Music festivals are failing to reflect the diversity of music in the UK, a study has suggested, as festival slots are dominated by a small cluster of male rock acts.
It was discovered that eight out of 10 top festival slots were occupied by all-male acts, in an analysis of 600 headline appearances at 14 major festivals.
Reading & Leeds was the worst offender, with a reported 95.5 per cent of of its lineup dominated by men over the past decade.
Glastonbury was "the least male" at 77.2 per cent, but failed to secure a female headliner this year, with Foo Fighters, Radiohead and Ed Sheeran set to perform on the Pyramid Stage.

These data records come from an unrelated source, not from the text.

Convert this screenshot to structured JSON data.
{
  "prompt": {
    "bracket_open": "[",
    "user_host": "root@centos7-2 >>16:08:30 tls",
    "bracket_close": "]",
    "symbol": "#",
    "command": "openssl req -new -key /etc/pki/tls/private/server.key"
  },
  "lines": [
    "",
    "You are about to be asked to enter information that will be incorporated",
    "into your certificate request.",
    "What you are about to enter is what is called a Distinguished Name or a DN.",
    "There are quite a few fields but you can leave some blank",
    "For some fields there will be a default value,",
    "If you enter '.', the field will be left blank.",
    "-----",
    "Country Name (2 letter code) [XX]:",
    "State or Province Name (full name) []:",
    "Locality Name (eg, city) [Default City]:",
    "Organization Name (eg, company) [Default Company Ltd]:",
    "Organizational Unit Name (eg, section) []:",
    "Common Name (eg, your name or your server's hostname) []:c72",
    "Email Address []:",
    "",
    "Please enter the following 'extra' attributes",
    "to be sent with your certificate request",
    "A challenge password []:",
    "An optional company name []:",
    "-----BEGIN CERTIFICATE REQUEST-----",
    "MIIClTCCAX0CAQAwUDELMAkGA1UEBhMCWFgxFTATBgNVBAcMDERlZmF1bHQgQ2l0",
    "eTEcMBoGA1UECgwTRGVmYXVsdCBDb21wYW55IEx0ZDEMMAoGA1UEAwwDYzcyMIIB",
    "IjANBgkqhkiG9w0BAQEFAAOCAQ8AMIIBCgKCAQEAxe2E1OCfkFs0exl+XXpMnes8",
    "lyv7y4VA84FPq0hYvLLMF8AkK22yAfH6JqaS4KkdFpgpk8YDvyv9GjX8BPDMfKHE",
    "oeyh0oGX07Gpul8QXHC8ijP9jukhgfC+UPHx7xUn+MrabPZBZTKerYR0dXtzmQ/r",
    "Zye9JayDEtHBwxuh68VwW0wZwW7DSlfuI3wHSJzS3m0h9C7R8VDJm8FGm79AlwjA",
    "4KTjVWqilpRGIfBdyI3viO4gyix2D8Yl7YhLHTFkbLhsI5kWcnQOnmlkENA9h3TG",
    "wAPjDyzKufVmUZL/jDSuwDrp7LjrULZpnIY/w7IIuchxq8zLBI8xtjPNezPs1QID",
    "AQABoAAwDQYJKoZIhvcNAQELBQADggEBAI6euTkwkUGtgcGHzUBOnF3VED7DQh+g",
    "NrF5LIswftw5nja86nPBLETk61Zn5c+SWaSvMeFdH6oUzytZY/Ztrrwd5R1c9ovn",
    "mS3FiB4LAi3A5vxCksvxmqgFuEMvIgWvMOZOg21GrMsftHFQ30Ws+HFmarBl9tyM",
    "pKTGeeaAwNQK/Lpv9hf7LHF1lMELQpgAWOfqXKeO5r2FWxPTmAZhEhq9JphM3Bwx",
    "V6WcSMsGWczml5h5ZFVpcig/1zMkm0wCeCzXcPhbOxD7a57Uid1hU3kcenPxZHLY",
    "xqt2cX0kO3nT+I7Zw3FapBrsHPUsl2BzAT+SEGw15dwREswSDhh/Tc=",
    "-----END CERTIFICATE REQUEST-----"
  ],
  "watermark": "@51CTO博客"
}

Festival Republic director Melvin Benn, who oversees the lineup for Reading & Leeds, denied selecting bands by gender, saying: "There has been a historic lack of opportunity for young women to get into bands, and to be in bands, and I think that's disappeared now. Gone are the days when a band was four guys."
Benn has been criticised over Reading & Leeds lineups in the past. Following the second wave of acts to be announced on the 2017 billing it was revealed that the entire lineup at the time featured just one woman and 57 men.
Kasabian are headlining for the second time, while fellow headliners Muse are returning for their third main appearance, as is Eminem.
In 2015 Benn told The Guardian that it "didn't have a problem".
"We put on bands that people want to buy tickets to watch - so it's the public that makes the decision about what bands play at festivals," he said.
"We're not the tastemakers. Putting a festival on is a monstrous financial risk. The only way I balance the books is selling tickets. Why do you think we book the same male acts again and again?"
However in the Times report, Keith Harris, chairman of the UK Music Diversity Taskforce. said the idea that rock bands are still considered the only "appropriate" festival act was "lazy".
"If you're ignoring your audience, eventually it will catch up with you," he said.